Make Claude Code Remember: Auto-Capture and Sync Your Preferences

Read Articleadded Jan 4, 2026
Make Claude Code Remember: Auto-Capture and Sync Your Preferences

Claude-reflect automatically captures your corrections and preferences during coding sessions and queues them with confidence scores. With /reflect, you review and sync approved learnings to CLAUDE.md and AGENTS.md across global and project scopes. Smart filtering, duplicate checks, and semantic dedup keep your memory clean and reusable.

Key Points

  • Automatic hooks capture corrections and positive feedback with confidence scoring and queue them for later review.
  • /reflect enables human-in-the-loop processing, with options to apply, select, or review items; additional commands cover history scan, targets, review, and semantic dedupe.
  • Multi-target sync updates ~/.claude/CLAUDE.md (global), project CLAUDE.md, and AGENTS.md to propagate learnings across tools and projects.
  • Smart filtering excludes questions and one-off instructions; duplicate and semantic deduplication keep CLAUDE.md concise and consistent.
  • Installation requires Claude Code CLI, jq, and Python 3; tips include using 'remember:' markers and running /reflect after commits.

Sentiment

The overall sentiment of the discussion is cautiously positive.
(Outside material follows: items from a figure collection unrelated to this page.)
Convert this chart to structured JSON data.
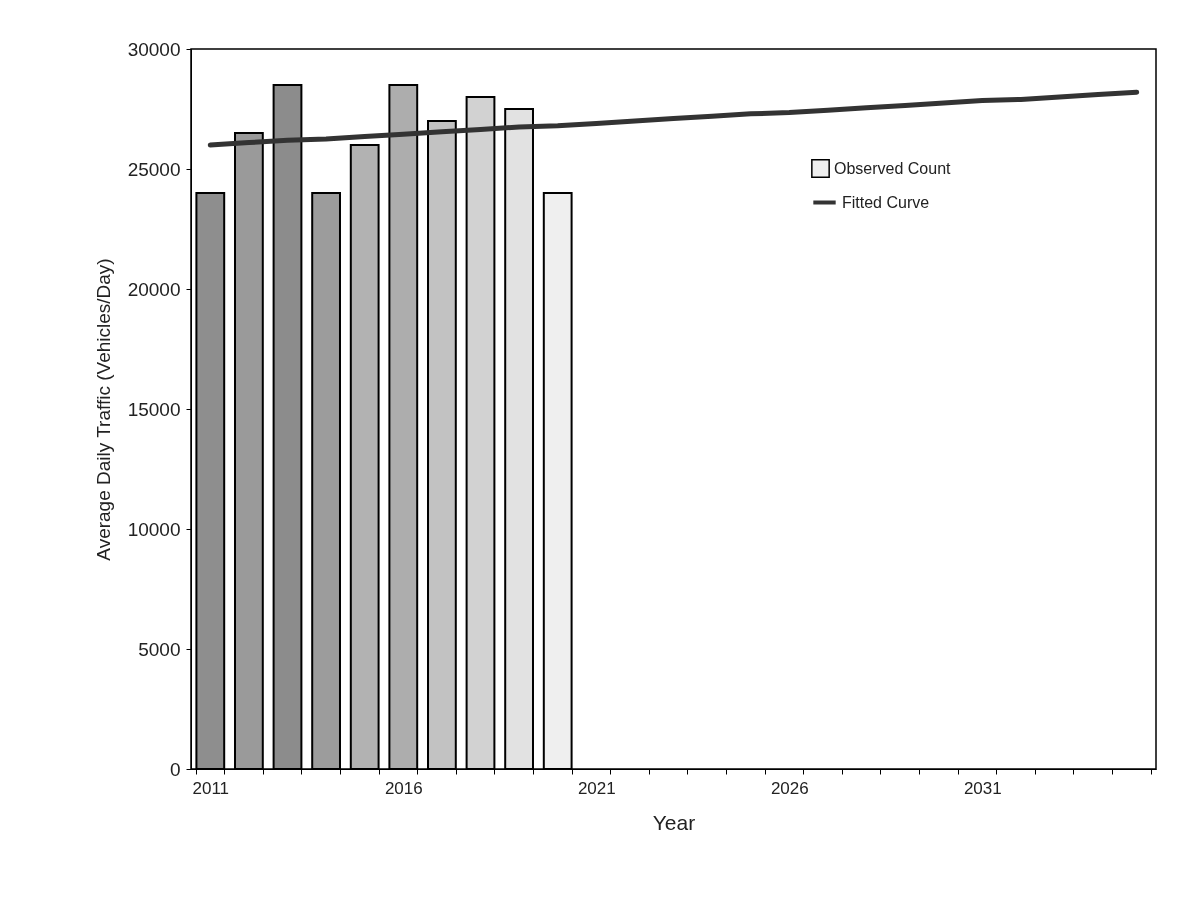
{
  "chart_data": {
    "type": "bar",
    "xlabel": "Year",
    "ylabel": "Average Daily Traffic (Vehicles/Day)",
    "categories": [
      "2011",
      null,
      null,
      null,
      null,
      "2016",
      null,
      null,
      null,
      null,
      "2021",
      null,
      null,
      null,
      null,
      "2026",
      null,
      null,
      null,
      null,
      "2031",
      null,
      null,
      null,
      null
    ],
    "ylim": [
      0,
      30000
    ],
    "yticks": [
      0,
      5000,
      10000,
      15000,
      20000,
      25000,
      30000
    ],
    "grid": false,
    "legend": "top right",
    "series": [
      {
        "name": "Observed Count",
        "colors": [
          "#8e8e8e",
          "#9a9a9a",
          "#8c8c8c",
          "#9c9c9c",
          "#b2b2b2",
          "#adadad",
          "#c2c2c2",
          "#d2d2d2",
          "#e2e2e2",
          "#efefef",
          null,
          null,
          null,
          null,
          null,
          null,
          null,
          null,
          null,
          null,
          null,
          null,
          null,
          null,
          null
        ],
        "values": [
          24000,
          26500,
          28500,
          24000,
          26000,
          28500,
          27000,
          28000,
          27500,
          24000,
          null,
          null,
          null,
          null,
          null,
          null,
          null,
          null,
          null,
          null,
          null,
          null,
          null,
          null,
          null
        ]
      },
      {
        "name": "Fitted Curve",
        "type": "line",
        "color": "#333333",
        "marker": "none",
        "line_style": "solid",
        "values": [
          26000,
          26100,
          26200,
          26250,
          26350,
          26450,
          26550,
          26650,
          26750,
          26800,
          26900,
          27000,
          27100,
          27200,
          27300,
          27350,
          27450,
          27550,
          27650,
          27750,
          27850,
          27900,
          28000,
          28100,
          28200
        ]
      }
    ]
  }
}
While there's clear enthusiasm for the concept of durable, curated memory for LLMs and recognition of the problem Claude-reflect aims to solve, a significant portion of the discussion expresses valid concerns about "context rot" and the crucial need for human oversight and strict curation. The author's responsiveness to feedback and explanation of the tool's human-in-the-loop approach helped to address some of these reservations, leading to a constructive dialogue rather than outright disagreement.

In Agreement

  • The concern about context rot is real, but proper structure and curation of `CLAUDE.md` can mitigate it, making size less of an issue.
  • The practice of adding corrections to a `CLAUDE.md` file is valid, even endorsed by the Claude Code team themselves, provided there is curation.
  • A `human-in-the-loop` review and approval process is crucial for managing changes and preventing unwanted context accumulation.
  • The concept of knowledge extraction from conversational agents is valuable and should be more widespread.
  • Separating frequently needed high-signal information from general reference material within context helps maintain conciseness.
  • The tool's ability to catch *implicit* corrections that users don't consciously document is a significant and complementary benefit to existing explicit documentation workflows.

Opposed

  • There is a strong concern that LLMs degrade as the context or prompt size grows, leading to "context rot."
  • Some users prefer not to use a `CLAUDE.md` at all, relying instead on linters, tests, or subdividing tasks into smaller chunks to manage recurring needs.
  • A viewpoint exists that `CLAUDE.md` should be kept as short as possible and be under strict human control, never touched by the AI, serving as the user's primary way to influence development direction.
  • Skepticism was expressed about the effectiveness or realism of the tool's positive pattern detection (e.g., "perfect!", "exactly right").